Chez Mega Brands, dans l'arrondissement de Saint-Laurent, c'est Noël depuis le mois de juin. Les camions à benne en plastique et les célèbres Mega Bloks sortent à pleines portes. Dans quelques semaines, ces populaires jouets seront sur les tablettes des magasins du monde entier.

L'usine, qui occupe l'ancien entrepôt des magasins Eaton, est une anomalie dans l'industrie de la fabrication de jouets, fortement concentrée en Asie. Le géant américain Mattel, qui a mis la main sur Mega Brands en avril, ne compte aucune usine dans les pays industrialisés.

En 2010, après des années de délocalisation, Mega Brands ne fabriquait plus que 20% de ses jouets à Montréal. Mais avec la hausse des coûts en Chine et dans d'autres pays, les dirigeants de l'entreprise québécoise ont commencé à se demander s'il ne serait pas avantageux de ramener de la production à Montréal, du moins celle à fort volume.

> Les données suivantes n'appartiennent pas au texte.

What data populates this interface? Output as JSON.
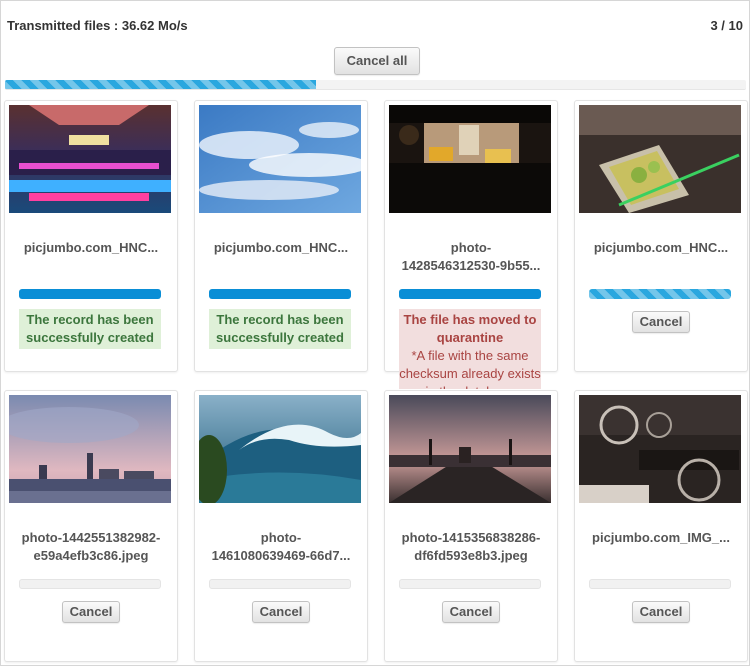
{
  "header": {
    "status": "Transmitted files : 36.62 Mo/s",
    "counter": "3 / 10",
    "cancel_all": "Cancel all",
    "global_progress": 0.42
  },
  "cards": [
    {
      "name": "picjumbo.com_HNC...",
      "progress": 1.0,
      "bar": "solid",
      "success": "The record has been successfully created",
      "image": "nightclub-icon"
    },
    {
      "name": "picjumbo.com_HNC...",
      "progress": 1.0,
      "bar": "solid",
      "success": "The record has been successfully created",
      "image": "sky-icon"
    },
    {
      "name_lines": [
        "photo-",
        "1428546312530-9b55..."
      ],
      "progress": 1.0,
      "bar": "solid",
      "error_title": "The file has moved to quarantine",
      "error_detail": "*A file with the same checksum already exists in the database",
      "image": "taxi-street-icon"
    },
    {
      "name": "picjumbo.com_HNC...",
      "progress": 1.0,
      "bar": "striped",
      "cancel": "Cancel",
      "image": "cocktail-icon"
    },
    {
      "name_lines": [
        "photo-1442551382982-",
        "e59a4efb3c86.jpeg"
      ],
      "progress": 0,
      "bar": "empty",
      "cancel": "Cancel",
      "image": "city-skyline-icon"
    },
    {
      "name_lines": [
        "photo-",
        "1461080639469-66d7..."
      ],
      "progress": 0,
      "bar": "empty",
      "cancel": "Cancel",
      "image": "wave-icon"
    },
    {
      "name_lines": [
        "photo-1415356838286-",
        "df6fd593e8b3.jpeg"
      ],
      "progress": 0,
      "bar": "empty",
      "cancel": "Cancel",
      "image": "bridge-dusk-icon"
    },
    {
      "name": "picjumbo.com_IMG_...",
      "progress": 0,
      "bar": "empty",
      "cancel": "Cancel",
      "image": "car-dashboard-icon"
    }
  ]
}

«En Chine, le coût horaire de la main-d'oeuvre est passé de 30 cents en 1992 à 3$ aujourd'hui», note Jean-François Albert, vice-président à la fabrication.

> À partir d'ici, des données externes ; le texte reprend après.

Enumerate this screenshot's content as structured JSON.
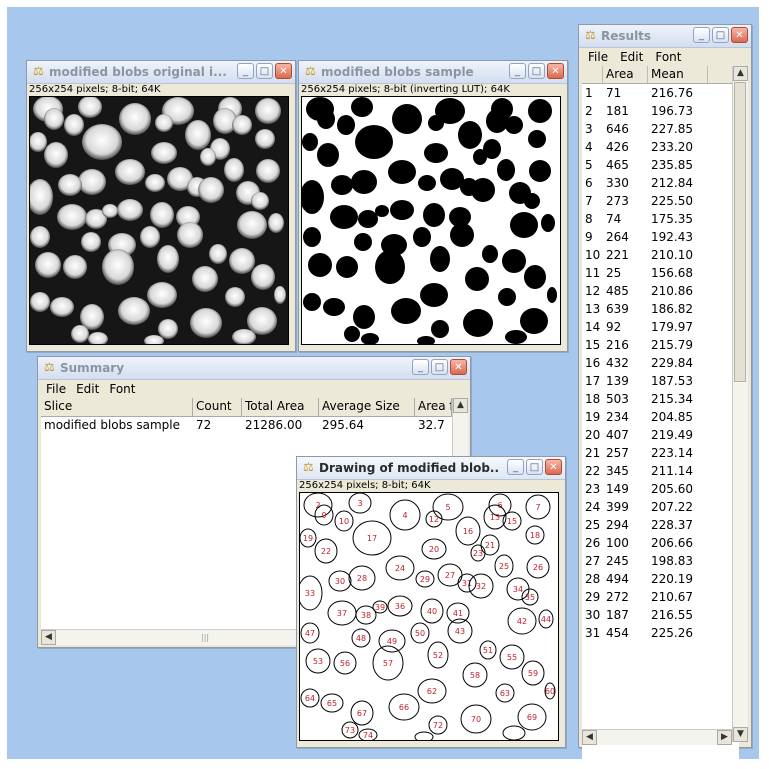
{
  "windows": {
    "original": {
      "title": "modified blobs original i...",
      "subtitle": "256x254 pixels; 8-bit; 64K"
    },
    "sample": {
      "title": "modified blobs sample",
      "subtitle": "256x254 pixels; 8-bit (inverting LUT); 64K"
    },
    "summary": {
      "title": "Summary",
      "menu": [
        "File",
        "Edit",
        "Font"
      ],
      "columns": [
        "Slice",
        "Count",
        "Total Area",
        "Average Size",
        "Area f"
      ],
      "row": [
        "modified blobs sample",
        "72",
        "21286.00",
        "295.64",
        "32.7"
      ]
    },
    "drawing": {
      "title": "Drawing of modified blob...",
      "subtitle": "256x254 pixels; 8-bit; 64K",
      "labels": [
        "2",
        "3",
        "4",
        "5",
        "6",
        "7",
        "9",
        "10",
        "12",
        "13",
        "15",
        "16",
        "17",
        "18",
        "19",
        "20",
        "21",
        "22",
        "23",
        "24",
        "25",
        "26",
        "27",
        "28",
        "29",
        "30",
        "31",
        "32",
        "33",
        "34",
        "35",
        "36",
        "37",
        "38",
        "39",
        "40",
        "41",
        "42",
        "43",
        "44",
        "47",
        "48",
        "49",
        "50",
        "51",
        "52",
        "53",
        "55",
        "56",
        "57",
        "58",
        "59",
        "60",
        "62",
        "63",
        "64",
        "65",
        "66",
        "67",
        "69",
        "70",
        "72",
        "73",
        "74"
      ]
    },
    "results": {
      "title": "Results",
      "menu": [
        "File",
        "Edit",
        "Font"
      ],
      "columns": [
        "",
        "Area",
        "Mean"
      ],
      "rows": [
        [
          "1",
          "71",
          "216.76"
        ],
        [
          "2",
          "181",
          "196.73"
        ],
        [
          "3",
          "646",
          "227.85"
        ],
        [
          "4",
          "426",
          "233.20"
        ],
        [
          "5",
          "465",
          "235.85"
        ],
        [
          "6",
          "330",
          "212.84"
        ],
        [
          "7",
          "273",
          "225.50"
        ],
        [
          "8",
          "74",
          "175.35"
        ],
        [
          "9",
          "264",
          "192.43"
        ],
        [
          "10",
          "221",
          "210.10"
        ],
        [
          "11",
          "25",
          "156.68"
        ],
        [
          "12",
          "485",
          "210.86"
        ],
        [
          "13",
          "639",
          "186.82"
        ],
        [
          "14",
          "92",
          "179.97"
        ],
        [
          "15",
          "216",
          "215.79"
        ],
        [
          "16",
          "432",
          "229.84"
        ],
        [
          "17",
          "139",
          "187.53"
        ],
        [
          "18",
          "503",
          "215.34"
        ],
        [
          "19",
          "234",
          "204.85"
        ],
        [
          "20",
          "407",
          "219.49"
        ],
        [
          "21",
          "257",
          "223.14"
        ],
        [
          "22",
          "345",
          "211.14"
        ],
        [
          "23",
          "149",
          "205.60"
        ],
        [
          "24",
          "399",
          "207.22"
        ],
        [
          "25",
          "294",
          "228.37"
        ],
        [
          "26",
          "100",
          "206.66"
        ],
        [
          "27",
          "245",
          "198.83"
        ],
        [
          "28",
          "494",
          "220.19"
        ],
        [
          "29",
          "272",
          "210.67"
        ],
        [
          "30",
          "187",
          "216.55"
        ],
        [
          "31",
          "454",
          "225.26"
        ]
      ]
    }
  }
}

Bien sûr, les salaires sont encore plus élevés à Montréal. Mais le Québec jouit d'un avantage par rapport à une bonne partie de la Chine: son climat nordique, qui permet d'accélérer le refroidissement des pièces de plastique. Résultat: des économies d'énergie, de temps et d'argent.

Mais pour qu'un rapatriement soit rentable, il fallait investir de façon importante dans l'acquisition d'équipement à la fine pointe. À Montréal, les machines permettent de produire 64 blocs à la fois, contre à peine 8 en Chine. Les tâches manuelles ont été limitées au minimum, ce qui permet de réduire le nombre d'employés.

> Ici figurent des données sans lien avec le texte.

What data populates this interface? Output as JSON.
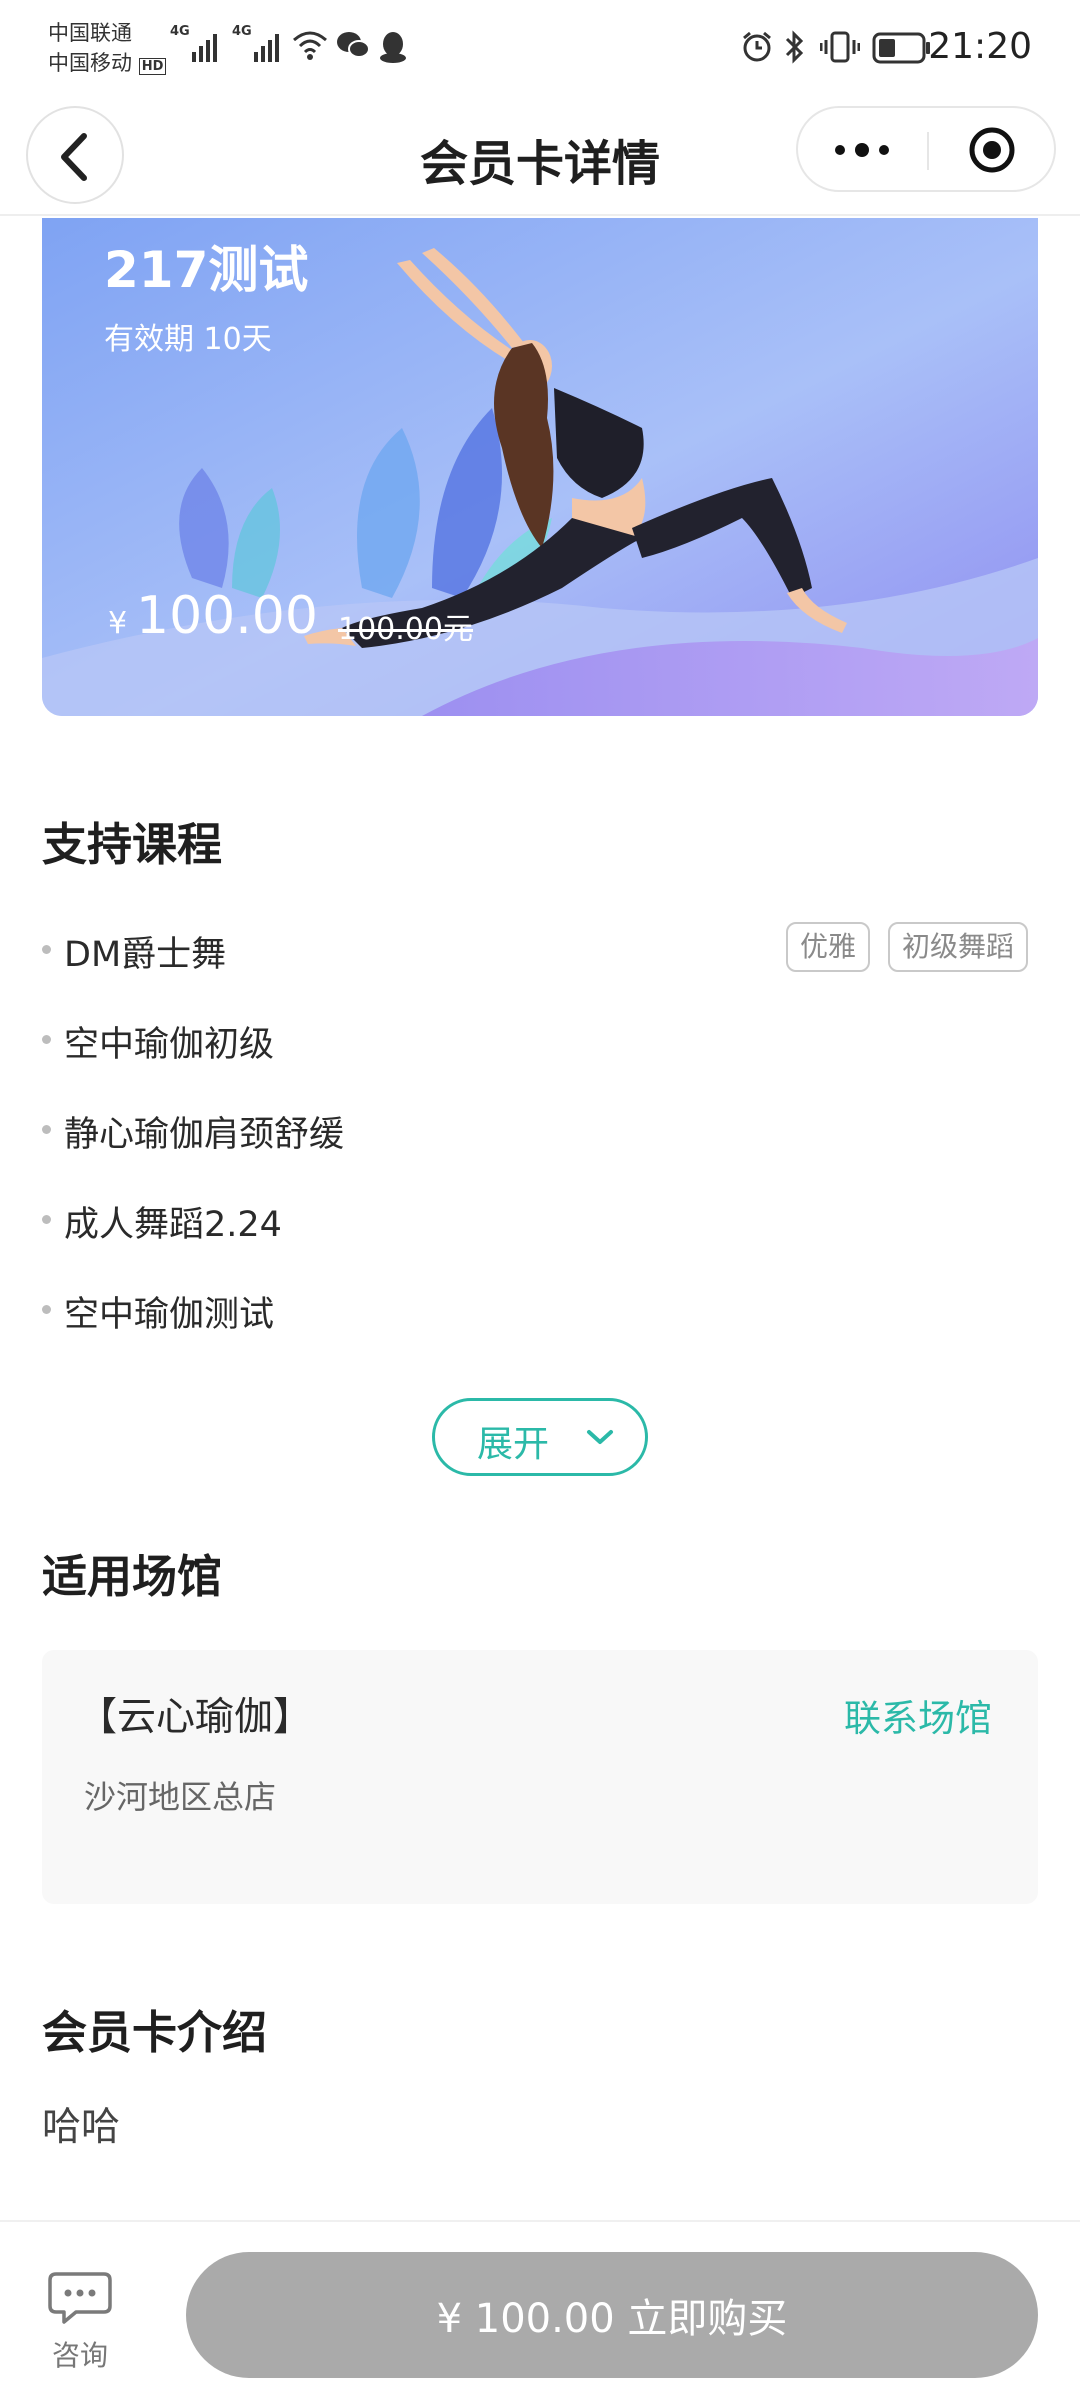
{
  "status_bar": {
    "carrier_1": "中国联通",
    "carrier_2": "中国移动",
    "hd_badge": "HD",
    "network_1": "4G",
    "network_2": "4G",
    "time": "21:20",
    "icons": [
      "alarm-icon",
      "bluetooth-icon",
      "vibrate-icon",
      "battery-icon"
    ]
  },
  "nav": {
    "title": "会员卡详情",
    "back_icon": "chevron-left-icon",
    "more_icon": "more-dots-icon",
    "close_icon": "target-icon"
  },
  "card": {
    "name": "217测试",
    "validity": "有效期 10天",
    "currency": "¥",
    "price": "100.00",
    "original_price": "100.00元",
    "colors": {
      "bg_top": "#8fb0f5",
      "bg_bottom": "#a9a0f0"
    }
  },
  "courses": {
    "title": "支持课程",
    "items": [
      {
        "name": "DM爵士舞",
        "tags": [
          "优雅",
          "初级舞蹈"
        ]
      },
      {
        "name": "空中瑜伽初级",
        "tags": []
      },
      {
        "name": "静心瑜伽肩颈舒缓",
        "tags": []
      },
      {
        "name": "成人舞蹈2.24",
        "tags": []
      },
      {
        "name": "空中瑜伽测试",
        "tags": []
      }
    ],
    "expand_label": "展开"
  },
  "venue": {
    "title": "适用场馆",
    "name": "【云心瑜伽】",
    "contact_label": "联系场馆",
    "address": "沙河地区总店"
  },
  "intro": {
    "title": "会员卡介绍",
    "text": "哈哈"
  },
  "bottom_bar": {
    "consult_label": "咨询",
    "buy_label": "¥ 100.00 立即购买"
  },
  "colors": {
    "accent": "#2bb9a8",
    "buy_button_disabled": "#aaaaaa"
  }
}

Par exemple, pour ramener à Montréal le comptage et le tri des petites pièces, Mega Brands a fait concevoir des machines qui fonctionnent à l'aide de faisceaux lumineux. En Chine, ce travail était effectué à la main.

300 emplois créés

Le transfert a tout de même créé des emplois ici. Le nombre de salariés de l'usine est passé de 300 à 700 en 4 ans (en tout, Mega Brands emploie environ 1200 personnes à Montréal). Les salaires de production oscillent entre 11 et 20$ de l'heure. Des entreprises québécoises ont aussi profité du rapatriement: par exemple, c'est Cascades qui fournit les boîtes de carton.

Aujourd'hui, Mega Brands réalise près de 60% de sa production à Montréal. Cette petite révolution, qui a nécessité des investissements d'environ 37 millions, aurait été impossible sans l'aide des gouvernements. L'entreprise a eu droit à un prêt sans intérêt de 5 millions d'Ottawa et à un autre de 6,6 millions de Québec. «Sans cette aide, le rendement du capital investi aurait été étalé sur 11 ans plutôt que sur 3 ans», relève M. Albert.

Mega Brands travaille actuellement à la prochaine phase de son plan, qui permettra de porter à 70% la proportion de sa production effectuée à Montréal. Québec a accepté de verser une subvention de 18 millions à l'entreprise pour ce projet de 60 millions qui devrait créer au moins 200 emplois.

Il s'agit d'une aide généreuse, mais le Québec était en concurrence avec des États américains pour cet investissement. Soulignons que l'un des principaux clients de Mega Brands, Wal-Mart, incite fortement ses fournisseurs à établir des usines aux États-Unis dans le cadre de sa volonté d'appuyer l'industrie américaine de la fabrication.